# I suppose  use of a fowling blunt would be cheating...



## Big Don (Jul 1, 2014)

Just, you know, more realistic...


----------



## crushing (Jul 2, 2014)

I take it this is like paintball and it's people v. people.   I wonder how getting hit with one of those arrows feels compared to getting hit with a paintball?


----------



## donnaTKD (Jul 2, 2014)

prolly hurts a bit less but the bruises would be bigger cos the tips on the arrows are way bigger than a paintball


----------



## tshadowchaser (Jul 2, 2014)

I only see one arrow for each player dose that mean you win or lose with one shot


----------



## donnaTKD (Jul 2, 2014)

don't know - they're not carrying a quiver though so must be


----------



## Xue Sheng (Jul 2, 2014)

crushing said:


> I take it this is like paintball and it's people v. people.   I wonder how getting hit with one of those arrows feels compared to getting hit with a paintball?

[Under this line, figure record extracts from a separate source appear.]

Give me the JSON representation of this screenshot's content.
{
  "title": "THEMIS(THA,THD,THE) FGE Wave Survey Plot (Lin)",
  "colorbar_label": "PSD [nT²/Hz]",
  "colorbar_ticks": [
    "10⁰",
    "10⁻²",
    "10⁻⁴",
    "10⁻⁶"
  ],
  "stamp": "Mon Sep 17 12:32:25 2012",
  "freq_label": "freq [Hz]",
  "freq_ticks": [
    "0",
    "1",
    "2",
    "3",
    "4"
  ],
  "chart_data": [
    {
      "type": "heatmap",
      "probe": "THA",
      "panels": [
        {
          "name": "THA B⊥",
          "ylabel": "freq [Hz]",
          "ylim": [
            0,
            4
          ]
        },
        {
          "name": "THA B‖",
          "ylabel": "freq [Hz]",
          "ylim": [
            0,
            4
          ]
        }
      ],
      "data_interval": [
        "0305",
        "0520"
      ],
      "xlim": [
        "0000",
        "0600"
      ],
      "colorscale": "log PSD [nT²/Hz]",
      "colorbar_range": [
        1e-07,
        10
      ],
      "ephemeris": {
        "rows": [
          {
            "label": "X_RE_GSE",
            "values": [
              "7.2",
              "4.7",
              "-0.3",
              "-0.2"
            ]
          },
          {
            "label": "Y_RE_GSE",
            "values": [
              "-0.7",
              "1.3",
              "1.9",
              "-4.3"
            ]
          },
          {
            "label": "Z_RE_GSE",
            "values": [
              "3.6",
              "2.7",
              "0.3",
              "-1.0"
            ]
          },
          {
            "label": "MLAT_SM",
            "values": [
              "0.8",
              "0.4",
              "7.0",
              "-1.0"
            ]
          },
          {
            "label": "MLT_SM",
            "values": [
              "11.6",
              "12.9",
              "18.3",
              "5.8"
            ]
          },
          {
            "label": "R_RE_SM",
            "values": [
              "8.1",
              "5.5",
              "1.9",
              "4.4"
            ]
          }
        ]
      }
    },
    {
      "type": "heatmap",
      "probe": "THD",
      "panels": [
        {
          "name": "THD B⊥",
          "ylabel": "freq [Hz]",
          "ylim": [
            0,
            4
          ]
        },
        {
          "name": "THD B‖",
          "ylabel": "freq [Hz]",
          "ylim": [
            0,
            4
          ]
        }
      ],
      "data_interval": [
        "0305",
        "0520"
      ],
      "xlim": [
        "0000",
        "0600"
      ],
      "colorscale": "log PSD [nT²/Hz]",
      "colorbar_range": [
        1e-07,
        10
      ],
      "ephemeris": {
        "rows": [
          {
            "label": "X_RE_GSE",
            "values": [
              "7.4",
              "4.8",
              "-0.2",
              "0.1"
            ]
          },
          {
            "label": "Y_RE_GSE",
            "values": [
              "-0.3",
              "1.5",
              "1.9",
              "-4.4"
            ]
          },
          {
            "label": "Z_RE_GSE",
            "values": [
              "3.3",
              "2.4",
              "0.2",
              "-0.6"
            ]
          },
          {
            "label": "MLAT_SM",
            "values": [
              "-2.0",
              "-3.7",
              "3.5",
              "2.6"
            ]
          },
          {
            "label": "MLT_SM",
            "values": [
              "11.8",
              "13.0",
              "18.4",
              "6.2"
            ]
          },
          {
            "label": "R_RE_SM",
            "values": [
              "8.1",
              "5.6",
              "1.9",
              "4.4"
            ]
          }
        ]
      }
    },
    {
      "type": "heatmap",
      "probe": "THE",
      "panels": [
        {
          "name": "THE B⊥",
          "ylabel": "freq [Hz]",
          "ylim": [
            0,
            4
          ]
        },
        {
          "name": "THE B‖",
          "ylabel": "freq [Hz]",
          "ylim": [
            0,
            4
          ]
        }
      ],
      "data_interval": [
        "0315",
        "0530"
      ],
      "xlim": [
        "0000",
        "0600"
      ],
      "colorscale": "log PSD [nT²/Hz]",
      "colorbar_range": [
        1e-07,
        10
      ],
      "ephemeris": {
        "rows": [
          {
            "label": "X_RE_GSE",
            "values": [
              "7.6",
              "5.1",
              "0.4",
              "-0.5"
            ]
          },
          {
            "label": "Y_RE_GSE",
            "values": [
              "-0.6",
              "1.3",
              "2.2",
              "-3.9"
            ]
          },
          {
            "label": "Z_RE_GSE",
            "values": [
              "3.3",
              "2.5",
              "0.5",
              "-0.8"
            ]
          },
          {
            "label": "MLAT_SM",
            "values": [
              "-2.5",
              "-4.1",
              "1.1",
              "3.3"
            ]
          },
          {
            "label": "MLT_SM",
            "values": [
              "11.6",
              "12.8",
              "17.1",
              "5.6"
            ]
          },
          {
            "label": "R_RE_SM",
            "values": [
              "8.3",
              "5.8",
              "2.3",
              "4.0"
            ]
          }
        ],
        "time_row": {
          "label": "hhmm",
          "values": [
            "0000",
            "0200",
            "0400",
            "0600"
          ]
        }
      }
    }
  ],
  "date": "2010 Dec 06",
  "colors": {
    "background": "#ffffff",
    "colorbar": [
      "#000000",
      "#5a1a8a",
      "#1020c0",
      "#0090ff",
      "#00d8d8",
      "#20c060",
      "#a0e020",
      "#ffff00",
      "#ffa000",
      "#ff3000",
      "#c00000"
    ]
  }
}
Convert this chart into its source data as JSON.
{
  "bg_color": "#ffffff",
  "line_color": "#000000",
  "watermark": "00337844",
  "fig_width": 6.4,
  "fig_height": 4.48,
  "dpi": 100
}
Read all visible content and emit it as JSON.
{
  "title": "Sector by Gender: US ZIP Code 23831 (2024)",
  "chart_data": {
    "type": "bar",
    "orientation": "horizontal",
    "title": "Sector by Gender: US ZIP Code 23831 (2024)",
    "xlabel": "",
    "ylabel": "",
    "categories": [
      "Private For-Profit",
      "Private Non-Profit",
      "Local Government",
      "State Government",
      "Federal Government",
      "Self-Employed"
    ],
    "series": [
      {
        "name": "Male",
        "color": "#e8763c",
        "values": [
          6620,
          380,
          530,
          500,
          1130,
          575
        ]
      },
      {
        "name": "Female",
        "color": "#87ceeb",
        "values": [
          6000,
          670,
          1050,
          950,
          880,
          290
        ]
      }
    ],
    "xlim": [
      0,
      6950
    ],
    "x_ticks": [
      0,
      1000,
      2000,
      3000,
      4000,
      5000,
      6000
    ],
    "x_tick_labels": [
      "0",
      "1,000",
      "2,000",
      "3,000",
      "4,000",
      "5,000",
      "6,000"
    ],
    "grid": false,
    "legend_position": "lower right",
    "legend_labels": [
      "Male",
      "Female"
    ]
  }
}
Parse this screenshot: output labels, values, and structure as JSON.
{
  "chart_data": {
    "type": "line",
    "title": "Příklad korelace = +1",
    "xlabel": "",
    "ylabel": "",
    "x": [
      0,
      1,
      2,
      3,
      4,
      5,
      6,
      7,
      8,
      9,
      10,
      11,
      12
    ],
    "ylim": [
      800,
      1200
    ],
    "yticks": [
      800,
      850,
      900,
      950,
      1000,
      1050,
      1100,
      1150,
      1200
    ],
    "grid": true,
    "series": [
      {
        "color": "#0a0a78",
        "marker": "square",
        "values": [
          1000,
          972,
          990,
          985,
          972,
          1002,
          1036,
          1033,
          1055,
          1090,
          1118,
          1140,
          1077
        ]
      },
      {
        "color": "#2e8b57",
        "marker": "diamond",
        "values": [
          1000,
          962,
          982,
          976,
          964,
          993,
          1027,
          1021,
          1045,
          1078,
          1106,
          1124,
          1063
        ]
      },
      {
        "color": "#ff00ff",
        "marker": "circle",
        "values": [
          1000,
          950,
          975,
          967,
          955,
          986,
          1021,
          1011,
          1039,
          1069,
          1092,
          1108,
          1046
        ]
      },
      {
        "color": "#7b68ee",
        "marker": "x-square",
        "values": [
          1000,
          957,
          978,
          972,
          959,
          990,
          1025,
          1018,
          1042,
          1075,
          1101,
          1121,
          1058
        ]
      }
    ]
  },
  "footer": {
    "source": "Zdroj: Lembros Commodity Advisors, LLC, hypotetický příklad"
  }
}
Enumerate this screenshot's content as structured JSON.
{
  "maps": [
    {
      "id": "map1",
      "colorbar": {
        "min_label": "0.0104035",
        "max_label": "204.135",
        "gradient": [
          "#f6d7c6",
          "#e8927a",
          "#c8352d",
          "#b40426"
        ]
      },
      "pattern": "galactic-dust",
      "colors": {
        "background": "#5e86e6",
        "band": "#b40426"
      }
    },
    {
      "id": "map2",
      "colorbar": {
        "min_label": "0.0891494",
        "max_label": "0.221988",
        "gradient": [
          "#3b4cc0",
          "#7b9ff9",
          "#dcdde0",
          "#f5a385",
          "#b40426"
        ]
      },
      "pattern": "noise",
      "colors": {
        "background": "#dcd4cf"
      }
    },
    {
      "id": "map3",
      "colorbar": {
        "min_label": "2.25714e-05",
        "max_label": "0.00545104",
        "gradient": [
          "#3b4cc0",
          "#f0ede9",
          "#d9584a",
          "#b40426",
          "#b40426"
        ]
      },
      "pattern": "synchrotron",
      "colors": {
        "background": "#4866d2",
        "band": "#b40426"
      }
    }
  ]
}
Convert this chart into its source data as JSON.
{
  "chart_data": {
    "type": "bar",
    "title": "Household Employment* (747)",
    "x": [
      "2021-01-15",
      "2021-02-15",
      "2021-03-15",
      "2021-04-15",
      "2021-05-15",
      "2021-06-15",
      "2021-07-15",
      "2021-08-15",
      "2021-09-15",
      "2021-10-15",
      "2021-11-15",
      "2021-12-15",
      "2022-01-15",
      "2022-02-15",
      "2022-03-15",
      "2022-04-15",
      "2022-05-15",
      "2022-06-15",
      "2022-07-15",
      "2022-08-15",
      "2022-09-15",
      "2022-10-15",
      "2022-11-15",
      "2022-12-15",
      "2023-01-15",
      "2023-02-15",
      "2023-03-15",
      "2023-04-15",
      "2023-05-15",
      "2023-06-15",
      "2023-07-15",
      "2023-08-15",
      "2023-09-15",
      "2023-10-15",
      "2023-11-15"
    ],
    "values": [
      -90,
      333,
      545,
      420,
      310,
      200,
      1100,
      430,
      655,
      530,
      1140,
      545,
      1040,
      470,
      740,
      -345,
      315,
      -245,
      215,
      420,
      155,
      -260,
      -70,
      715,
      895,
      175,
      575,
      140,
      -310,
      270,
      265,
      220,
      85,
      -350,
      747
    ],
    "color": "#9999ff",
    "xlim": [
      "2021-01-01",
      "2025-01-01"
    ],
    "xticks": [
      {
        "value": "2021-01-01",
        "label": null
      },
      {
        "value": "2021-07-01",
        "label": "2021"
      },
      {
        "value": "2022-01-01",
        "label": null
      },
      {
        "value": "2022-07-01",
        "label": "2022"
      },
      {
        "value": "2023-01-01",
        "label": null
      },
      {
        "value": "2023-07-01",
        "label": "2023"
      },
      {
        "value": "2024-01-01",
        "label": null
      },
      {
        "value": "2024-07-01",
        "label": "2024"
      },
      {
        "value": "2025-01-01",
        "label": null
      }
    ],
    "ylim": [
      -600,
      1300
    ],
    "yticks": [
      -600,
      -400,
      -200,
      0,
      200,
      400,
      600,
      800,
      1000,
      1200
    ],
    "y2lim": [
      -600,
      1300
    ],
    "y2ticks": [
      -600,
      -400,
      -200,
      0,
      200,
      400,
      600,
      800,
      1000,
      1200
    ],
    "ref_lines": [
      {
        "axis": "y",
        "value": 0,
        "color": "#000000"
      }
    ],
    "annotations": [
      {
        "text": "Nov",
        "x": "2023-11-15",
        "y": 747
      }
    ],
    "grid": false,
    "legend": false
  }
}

It would depend on the draw strength of the bow


----------



## crushing (Jul 2, 2014)

Xue Sheng said:


> It would depend on the draw strength of the bow



Yes, like paintball and for safety, they probably have rules that put an upper limit on the speed.  Maybe 250 - 300 fps?


----------



## Xue Sheng (Jul 2, 2014)

crushing said:


> Yes, like paintball and for safety, they probably have rules that put an upper limit on the speed.  Maybe 250 - 300 fps?



They're recurve bows but I doubt they are the 40lbs draw type, even with the blunt that could do a heck of a lot of damage as the shaft went through the blunt end into the target. Likely they are no more than 15lb draw. probably 10...or possibly they are completely insane and going 20 or higher


----------



## Tgace (Jul 2, 2014)

tshadowchaser said:


> I only see one arrow for each player dose that mean you win or lose with one shot



I wonder if you can pick up misses shot at you?


----------



## Xue Sheng (Jul 2, 2014)

Just looked this up "Archery Tag" and it appears they allow up to 40lbs but they recommend 30 to 35 lbs...:hmm: and no throat protection in site....I'm thinking this more of a study in whether or not Darwin was right.

But these are the official arrows, and the tip looks like it is not at all aerodynamic and it may be soft enough so I could be wrong


----------



## Xue Sheng (Jul 2, 2014)

> I suppose  use of a fowling blunt would be cheating...



I'm thinking using any other blunt would be a real bad thing so fowling blunt would likely get you a red card 

My first thought however was a small game blunt....also would likely get you kicked out of the game


----------